At 21 months, Nate is still pretty much a mute. Don't get me wrong - he babbles incessantly. But it's a foreign language that only he seems to be able to comprehend. He's only said about 15-20 "real" words. And even those aren't consistent. He's perfectly content to point and grunt rather than enunciate his wants and needs. MIL assures me that DH was a late talker and that Nate will eventually gain vocabulary - probably after the age of 2. But naturally, I am concerned for his development. His comprehension is perfectly fine and he can follow simple commands like "brush your teeth", "brush your hair", "grab your shoes", "where's the ball?", etc. That's the only reason I haven't yet consulted a speech therapist. However, children younger than him are speaking in 2-3 word sentences. I'm trying not to do the whole comparison thing because I know there is a HUGE range of "normal" amongst toddlers. But I can't help but feel as if this is somehow my fault. Have I not communicated with him enough? Is he watching too much TV? Is he not socialized enough since he is an only child and I'm a SAHM? Guilt, guilt and more guilt.

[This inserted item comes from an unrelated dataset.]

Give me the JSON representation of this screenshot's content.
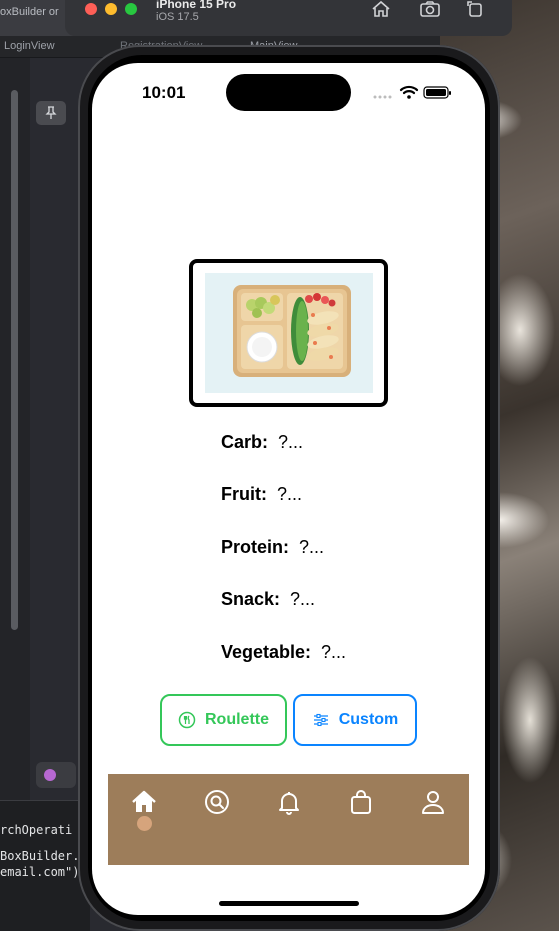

And then there's the issue of TTC #2. We've been trying nonchalantly for almost 8 months now. Of course, I haven't ovulated once in that time. Par for the course. I didn't start charting until January but I've yet to see anything close to a temp shift during my 70+ day cycles. I can't say I was surprised but my OB/GYN wanted me to come in for some bloodwork, just to make sure my thyroid wasn't to blame. Come to find out, I do indeed have PCOS. As in polycystic ovaries. Why my RE didn't catch or disclose this in the year that I was her patient, I haven't the foggiest. I suspect I've had this problem all along, even though I am not technically overweight and I don't display all of the symptoms (unfortunately, skin tags and facial hair are ones that I happen to exhibit. Jackpot!) But this pretty much means I am unlikely to get - and stay - pregnant without some sort of medical intervention. So, here I am, back on wonder-drug, Clomid. Yesterday was my last pill and I'm hoping to release a magic eggie in the next week. There is hope. But I am still plagued by the what-ifs.
I am excited at the prospect of another baby. I feel ready to add to our family. But yet I question myself. Is this really the best timing? Do I really want to push my luck again and risk miscarriage? How in the hell would I deal with a loss when I have to care for a toddler? What if I have a high-risk pregnancy? There's no way I could do bedrest. Are we just being greedy? Shouldn't we just be thankful for what we have? After struggling with primary infertility, I feel guilty admitting that my family doesn't feel complete with just one child.
Last but not least, there's the SAHM guilt. I felt guilty working through the first 8 months of Nate's life, walking in the door as the clock ticked to witching hour. I thought putting my career in the backseat to invest my time in raising my son would mean zero guilt. Not the case. DH is working much longer hours (almost 80 hours a week between his 9-5 and running his business). He's under more stress. All because he's the sole provider now. I'm no spendthrift but I feel bad if I spend so much as $4 on a latte. I purchase toys and clothes from consignment and outlet sales. I knew that choosing this lifestyle would mean sacrifices. And luckily, we haven't had to give up much. I don't regret the transition. But I'd be lying if I said I never longed for a time when I could whip out my credit card and spend $150 on a salon visit. Or have the means to afford Mommy groups and summer camps and swim lessons.
I'm bombarded with so many decisions on a daily basis. I just hope I'm making the right ones.